アオハル紙飛行機






とても仲良しな2人の姿を遠目から静かに眺める。やっぱりあんなに素敵な笑顔を浮かべるのは彼女さんにだけなんだよなあ。お似合いだよなあ。



そんな2人を眺めつつ、隣のクラスに足を踏み込めばいきなり聞こえてくるそんな会話。







『青井くん、義理チョコ!』

『あ、どうも。お返し倍返しとか言わないよね?』

『えー?どうしよっかなあ』

『その笑顔怖いからやめてくれない?』








条件反射。その名前に、その声に視線を向ければ、数人の女の子に囲まれて相変わらず無表情な顔でチョコを受け取るアオ。
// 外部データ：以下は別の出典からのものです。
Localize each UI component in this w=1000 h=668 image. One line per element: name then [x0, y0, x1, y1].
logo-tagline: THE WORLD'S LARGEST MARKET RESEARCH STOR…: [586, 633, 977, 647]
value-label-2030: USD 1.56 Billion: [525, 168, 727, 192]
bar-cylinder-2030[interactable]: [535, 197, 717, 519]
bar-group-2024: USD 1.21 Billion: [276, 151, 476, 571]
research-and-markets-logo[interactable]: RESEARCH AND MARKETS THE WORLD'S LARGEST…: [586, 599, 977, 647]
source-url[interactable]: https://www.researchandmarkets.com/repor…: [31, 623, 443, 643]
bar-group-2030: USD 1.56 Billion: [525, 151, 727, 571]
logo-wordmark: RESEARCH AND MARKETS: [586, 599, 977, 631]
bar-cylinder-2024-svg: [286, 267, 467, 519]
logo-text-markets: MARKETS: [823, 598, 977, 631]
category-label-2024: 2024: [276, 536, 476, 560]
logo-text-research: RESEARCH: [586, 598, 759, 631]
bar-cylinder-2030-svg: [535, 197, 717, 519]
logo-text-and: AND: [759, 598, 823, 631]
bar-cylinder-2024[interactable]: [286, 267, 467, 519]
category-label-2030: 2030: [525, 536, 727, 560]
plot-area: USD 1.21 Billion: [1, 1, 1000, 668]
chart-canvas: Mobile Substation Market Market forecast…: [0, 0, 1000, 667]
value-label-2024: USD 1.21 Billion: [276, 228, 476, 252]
久しくちゃんと見つめたその姿に、目を逸らせずにいる。そうして、その光景に、何処となく胸がざわついて、逸らしたくなるのに中々逸らせない自分に苛立つ。








『青井くん、最近春井さんといないよね?』








私に背を向けて私の存在に気づかない女の子達はアオに無邪気に問い掛ける。そこに小さく詰め込まれている恋心に気づけるくらいには、私だって女子だ。






アオは一瞬、誰にも気づかれないくらいに身体をぴくり、と反応させた。しかし、すぐに冗談めいたように軽く笑って誤魔化した。